The Labor Department said its producer price index for final demand rose by 0.3 percent in August after climbing by 0.6 percent in July. Economists had expected prices to edge up by 0.2 percent.
The slightly stronger than expected price growth came despite a modest pullback in energy prices, which edged down by 0.1 percent in August after spiking by 5.3 percent in July.
The report showed food prices also fell by 0.4 percent in August after declining by 0.5 percent in the previous month.
Excluding food and energy prices, core producer prices climbed by 0.4 percent in August following a 0.5 percent advance in July. Core prices were also expected to tick up by 0.2 percent.
The bigger than expected increase in core prices came as prices for final demand services rose by 0.5 percent for the second straight month.
Prices for trade services led the way higher, jumping by 1.2 percent in August after climbing by 0.8 percent in July.
The report showed more modest increases in prices for transportation and warehousing and other services, which rose by 0.2 percent and 0.3 percent, respectively.

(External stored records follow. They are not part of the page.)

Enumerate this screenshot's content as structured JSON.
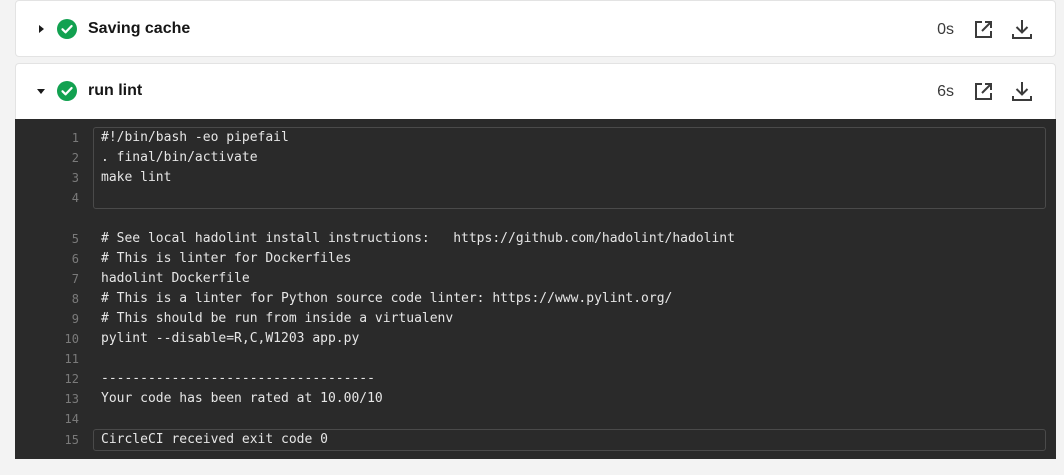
{
  "steps": [
    {
      "title": "Saving cache",
      "duration": "0s",
      "expanded": false,
      "status": "success"
    },
    {
      "title": "run lint",
      "duration": "6s",
      "expanded": true,
      "status": "success"
    }
  ],
  "icons": {
    "caret_collapsed": "caret-right-icon",
    "caret_expanded": "caret-down-icon",
    "status": "check-circle-icon",
    "open": "external-link-icon",
    "download": "download-icon"
  },
  "colors": {
    "success": "#12a150",
    "terminal_bg": "#2a2a2a",
    "terminal_text": "#e6e6e6",
    "line_number": "#7a7a7a"
  },
  "log": {
    "lines": [
      {
        "n": "1",
        "text": "#!/bin/bash -eo pipefail"
      },
      {
        "n": "2",
        "text": ". final/bin/activate"
      },
      {
        "n": "3",
        "text": "make lint"
      },
      {
        "n": "4",
        "text": ""
      },
      {
        "n": "5",
        "text": "# See local hadolint install instructions:   https://github.com/hadolint/hadolint"
      },
      {
        "n": "6",
        "text": "# This is linter for Dockerfiles"
      },
      {
        "n": "7",
        "text": "hadolint Dockerfile"
      },
      {
        "n": "8",
        "text": "# This is a linter for Python source code linter: https://www.pylint.org/"
      },
      {
        "n": "9",
        "text": "# This should be run from inside a virtualenv"
      },
      {
        "n": "10",
        "text": "pylint --disable=R,C,W1203 app.py"
      },
      {
        "n": "11",
        "text": ""
      },
      {
        "n": "12",
        "text": "-----------------------------------"
      },
      {
        "n": "13",
        "text": "Your code has been rated at 10.00/10"
      },
      {
        "n": "14",
        "text": ""
      },
      {
        "n": "15",
        "text": "CircleCI received exit code 0"
      }
    ]
  }
}
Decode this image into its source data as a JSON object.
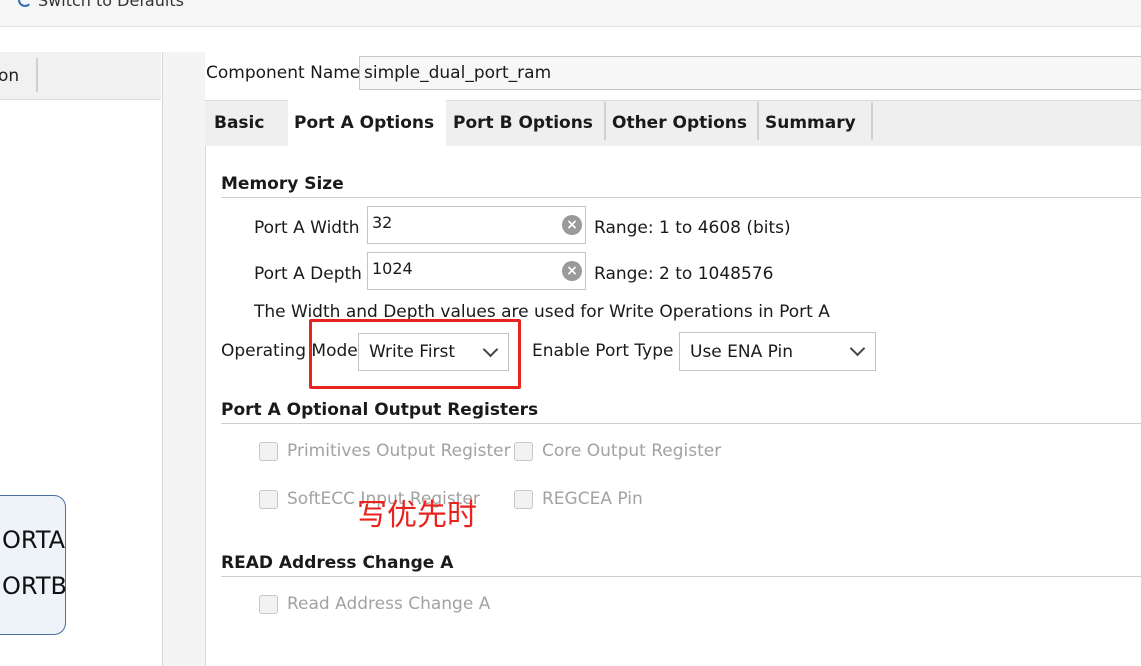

“The moderate advance in August producer prices confirms that underlying price dynamics continue to gradually normalize,” said Lydia Boussour, Senior U.S. Economist at Oxford Economics.
She added, “While some see high inflation lurking around the corner, we believe there is little scope for prices to heat up meaningfully as the economy continues to only slowly recover from the Covid-19 crisis.”
Compared to the same month a year ago, producer prices in August were down by 0.2 percent following a 0.4 percent drop in July. Core prices were up 0.6 percent year-over-year.
On Friday, the Labor Department is scheduled to release a separate report on consumer prices in the month of August.
Economists expect consumer prices to rise by 0.3 percent in August following a 0.6 percent increase in July. Core prices are expected to inch up by 0.2 percent after climbing by 0.6 percent.